值得一提的是,此案成為臺灣戰后首例因“追念父功”而減死的判決。司法部門曾開內部檢討會,文件注明:黃效先案“僅此一次”。然而,制度之外總有溫情,也難免伴隨爭議。
1975年4月5日,蔣介石病逝。翌日,綠島上拘押的政治和刑事犯無官吏告知,借海風只聞半截消息:“’總統’走了。”黃效先長坐一隅,低聲自語:“欠的,始終欠。”那一年,他四十四歲。

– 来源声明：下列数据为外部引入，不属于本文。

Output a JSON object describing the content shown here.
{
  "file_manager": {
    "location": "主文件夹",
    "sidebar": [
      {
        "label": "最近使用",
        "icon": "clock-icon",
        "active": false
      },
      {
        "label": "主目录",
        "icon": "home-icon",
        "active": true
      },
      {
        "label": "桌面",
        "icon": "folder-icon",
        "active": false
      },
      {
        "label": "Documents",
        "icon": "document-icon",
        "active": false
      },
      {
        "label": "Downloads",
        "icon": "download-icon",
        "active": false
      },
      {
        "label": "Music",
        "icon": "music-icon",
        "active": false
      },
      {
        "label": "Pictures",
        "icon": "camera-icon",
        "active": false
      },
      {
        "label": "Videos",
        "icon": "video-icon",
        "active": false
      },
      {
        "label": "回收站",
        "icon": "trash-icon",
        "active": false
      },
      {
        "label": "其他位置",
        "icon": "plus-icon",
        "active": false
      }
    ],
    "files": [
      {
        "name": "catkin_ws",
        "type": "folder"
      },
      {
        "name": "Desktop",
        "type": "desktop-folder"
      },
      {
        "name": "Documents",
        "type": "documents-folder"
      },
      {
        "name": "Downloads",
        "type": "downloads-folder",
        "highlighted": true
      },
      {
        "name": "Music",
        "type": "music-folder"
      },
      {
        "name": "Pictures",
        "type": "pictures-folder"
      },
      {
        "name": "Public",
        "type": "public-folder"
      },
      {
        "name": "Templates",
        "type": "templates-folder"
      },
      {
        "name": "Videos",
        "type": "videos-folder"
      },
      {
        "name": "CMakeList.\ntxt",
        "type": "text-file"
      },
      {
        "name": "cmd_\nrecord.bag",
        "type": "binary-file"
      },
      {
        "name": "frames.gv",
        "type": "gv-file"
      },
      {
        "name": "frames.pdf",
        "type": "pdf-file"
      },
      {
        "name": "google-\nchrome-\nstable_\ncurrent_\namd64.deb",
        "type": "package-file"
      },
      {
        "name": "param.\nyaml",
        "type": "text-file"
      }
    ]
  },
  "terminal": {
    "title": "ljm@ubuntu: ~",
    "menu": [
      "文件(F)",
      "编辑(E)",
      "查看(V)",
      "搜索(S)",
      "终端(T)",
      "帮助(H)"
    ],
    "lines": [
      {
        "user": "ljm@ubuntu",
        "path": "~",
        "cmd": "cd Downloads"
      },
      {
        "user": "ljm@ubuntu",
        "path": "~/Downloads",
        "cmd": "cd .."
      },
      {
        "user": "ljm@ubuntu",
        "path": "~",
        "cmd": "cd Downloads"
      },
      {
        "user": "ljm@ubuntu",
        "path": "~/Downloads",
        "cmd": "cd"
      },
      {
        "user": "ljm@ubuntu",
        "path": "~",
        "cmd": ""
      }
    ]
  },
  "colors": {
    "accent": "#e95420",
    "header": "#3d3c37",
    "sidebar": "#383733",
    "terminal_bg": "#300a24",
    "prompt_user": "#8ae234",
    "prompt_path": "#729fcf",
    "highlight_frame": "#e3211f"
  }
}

1980年代末,臺灣刑期遞減政策討論時,黃效先名字再度被提起,但終因“情節特別重大”被排除。柳碧云已年邁,拄杖到司法院前靜坐一天后沉默離去。不久,她在睡夢中離世,終見不到兒子出獄。
2003年,綠島舊監舍改為人權文化園區。導覽志愿者提及當年的“青天白日勛章換命”軼事,游客驚訝,問那名囚犯后來怎樣。志愿者攤手:“仍在服刑,沉默寡言,木屑作伴。”人群散去,鐵窗后的黃效先望向海面,濤聲依舊,白浪翻滾,再無硝煙,卻難見歸舟。
如果說戰爭奪走了黃百韜的生命,那么歲月與法律又在漫長的圍困中,改寫了他兒子的后半生。青天白日勛章曾象征赫赫戰功,也曾作為交換生死的籌碼;母親捧著它跪地那一刻,一家人的命運早已改道,奔向另一條同樣無比蒼涼的長路。